All roads lead to the castle
Approach the city in any direction today and you will see how the castle dominates the view from many miles away. It has an almost magnetic draw as you get closer and closer. And if you find yourself caught in the city centre one-way system you are relentlessly drawn uphill through the narrow medieval streets to the castle walls. There seems to be no escape from the castle.
No surprise then that it is one of the most popular visitor attractions in Scotland. I must admit that I am biased towards Stirling Castle. I would always choose a visit to this castle over its larger cousin in Edinburgh. Even in the height of summer, it doesn’t suffer the agoraphobia-inducing throngs experienced at Edinburgh Castle. It gets busy for sure but it never feels completely overcrowded.
Take your time to explore the impressive Renaissance palace built by James IV and his Great Hall more recently reconstructed and restored but still grand in scale. Make sure to visit the Stirling Heads exhibition, so often missed by visitors. You would have seen the more modern versions of the heads in the palace, but the exhibition allows you to find out more and get close to the originals.
Explore beyond the castle
Before you go, stand on the ramparts and admire the views. In doing so, you will understand why the castle was fought over so fiercely. You will see where William Wallace defeated the English at the Battle of Stirling Bridge. Look beyond the southern suburbs to the farm fields. Here lie those that fell at the Battle of Bannockburn. On those fields, the English army far outnumbered the Scottish forces led by Robert the Bruce. Yet the Scots prevailed winning a decisive battle in the Wars of Independence. Head out of the town and you can visit the National Trust operated Bannockburn Visitor Centre immersing yourself at the centre of the action in the 3D battle experience.

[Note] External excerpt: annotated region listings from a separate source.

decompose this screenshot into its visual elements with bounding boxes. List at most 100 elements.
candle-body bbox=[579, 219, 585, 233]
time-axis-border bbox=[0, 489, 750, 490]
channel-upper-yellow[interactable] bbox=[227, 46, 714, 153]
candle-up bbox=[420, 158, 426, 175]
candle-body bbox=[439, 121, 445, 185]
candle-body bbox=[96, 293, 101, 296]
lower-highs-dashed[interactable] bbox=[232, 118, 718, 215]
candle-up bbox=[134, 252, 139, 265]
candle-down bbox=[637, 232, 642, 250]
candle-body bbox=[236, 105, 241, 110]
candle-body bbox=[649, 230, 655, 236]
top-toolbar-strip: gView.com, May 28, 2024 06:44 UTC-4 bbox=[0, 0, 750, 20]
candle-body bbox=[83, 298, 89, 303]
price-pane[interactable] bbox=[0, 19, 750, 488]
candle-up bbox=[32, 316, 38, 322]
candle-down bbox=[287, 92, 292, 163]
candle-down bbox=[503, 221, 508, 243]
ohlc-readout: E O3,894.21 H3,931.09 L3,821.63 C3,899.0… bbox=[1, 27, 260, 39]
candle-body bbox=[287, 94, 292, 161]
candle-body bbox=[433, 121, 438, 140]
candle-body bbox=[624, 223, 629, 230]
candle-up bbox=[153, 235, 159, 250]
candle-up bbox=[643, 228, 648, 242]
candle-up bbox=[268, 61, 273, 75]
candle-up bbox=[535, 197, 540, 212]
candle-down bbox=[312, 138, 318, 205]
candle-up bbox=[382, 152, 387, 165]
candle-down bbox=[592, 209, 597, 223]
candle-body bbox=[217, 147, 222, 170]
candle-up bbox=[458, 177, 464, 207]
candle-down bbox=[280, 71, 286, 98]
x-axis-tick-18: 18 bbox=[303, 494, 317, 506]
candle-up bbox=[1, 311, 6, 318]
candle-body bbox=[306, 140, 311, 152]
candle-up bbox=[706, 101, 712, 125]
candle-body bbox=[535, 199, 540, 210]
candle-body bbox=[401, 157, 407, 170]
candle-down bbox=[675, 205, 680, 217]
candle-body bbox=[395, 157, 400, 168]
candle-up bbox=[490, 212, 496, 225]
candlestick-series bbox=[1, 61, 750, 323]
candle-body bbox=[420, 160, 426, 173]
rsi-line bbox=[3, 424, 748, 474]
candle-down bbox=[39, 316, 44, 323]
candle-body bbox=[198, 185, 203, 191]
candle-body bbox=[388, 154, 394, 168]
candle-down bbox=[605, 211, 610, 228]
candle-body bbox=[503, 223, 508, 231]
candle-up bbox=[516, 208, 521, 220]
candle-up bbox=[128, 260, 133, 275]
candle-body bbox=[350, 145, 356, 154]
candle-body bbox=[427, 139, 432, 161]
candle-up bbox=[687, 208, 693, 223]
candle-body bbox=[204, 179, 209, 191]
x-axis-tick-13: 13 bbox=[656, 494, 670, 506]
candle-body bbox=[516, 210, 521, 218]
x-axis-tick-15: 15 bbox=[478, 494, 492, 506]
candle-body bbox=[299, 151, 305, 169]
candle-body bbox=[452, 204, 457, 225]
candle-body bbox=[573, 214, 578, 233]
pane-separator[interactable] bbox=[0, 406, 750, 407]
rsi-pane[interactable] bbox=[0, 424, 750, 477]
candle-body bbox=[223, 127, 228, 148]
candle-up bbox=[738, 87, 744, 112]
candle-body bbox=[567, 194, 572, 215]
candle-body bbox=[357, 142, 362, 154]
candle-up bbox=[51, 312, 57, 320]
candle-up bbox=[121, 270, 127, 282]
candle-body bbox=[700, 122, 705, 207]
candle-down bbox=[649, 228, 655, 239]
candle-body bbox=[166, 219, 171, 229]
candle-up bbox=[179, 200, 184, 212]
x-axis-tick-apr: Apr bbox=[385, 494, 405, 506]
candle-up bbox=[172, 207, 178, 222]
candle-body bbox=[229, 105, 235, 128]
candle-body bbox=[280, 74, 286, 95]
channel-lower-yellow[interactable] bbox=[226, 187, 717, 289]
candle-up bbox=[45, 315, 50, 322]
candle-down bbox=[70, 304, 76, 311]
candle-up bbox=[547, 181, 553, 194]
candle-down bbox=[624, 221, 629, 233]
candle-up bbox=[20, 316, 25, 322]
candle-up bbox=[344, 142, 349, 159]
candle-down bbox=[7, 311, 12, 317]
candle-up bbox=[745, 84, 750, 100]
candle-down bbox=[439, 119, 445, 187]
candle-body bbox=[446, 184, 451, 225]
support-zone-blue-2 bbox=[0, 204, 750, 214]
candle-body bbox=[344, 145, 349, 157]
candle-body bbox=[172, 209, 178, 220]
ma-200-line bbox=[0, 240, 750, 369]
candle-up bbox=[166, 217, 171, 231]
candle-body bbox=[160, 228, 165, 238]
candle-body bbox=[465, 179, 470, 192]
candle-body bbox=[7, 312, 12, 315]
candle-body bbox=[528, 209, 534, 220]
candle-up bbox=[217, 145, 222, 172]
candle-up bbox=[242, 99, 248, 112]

Head a short distance from the castle and you see the Church of the Holy Rude. Another place so often missed by castle visitors. Yet it is inextricably linked with the royalty staying in the castle above. It was here that James VI was crowned following the forced abdication of his ill-fated mother Mary Queen of Scots. And you can explore further royal links by heading to Cambuskenneth Abbey on the banks of the Forth. So close to the city, yet so peacefully apart. Here Robert the Bruce held a parliament after his victory at nearby Bannockburn. And James III is buried alongside his queen, Margaret of Denmark.
So, if you plan to visit Stirling make sure that after the castle you have plenty of time to explore beyond.
*National Map Reading Week
Britain's national mapping agency, the Ordnance Survey, lead an annual National Map Reading week every October. Its aim is to encourage the awareness and use of maps, following a survey that revealed that many Brits couldn't place major cities such as London or Birmingham on a map of their own country.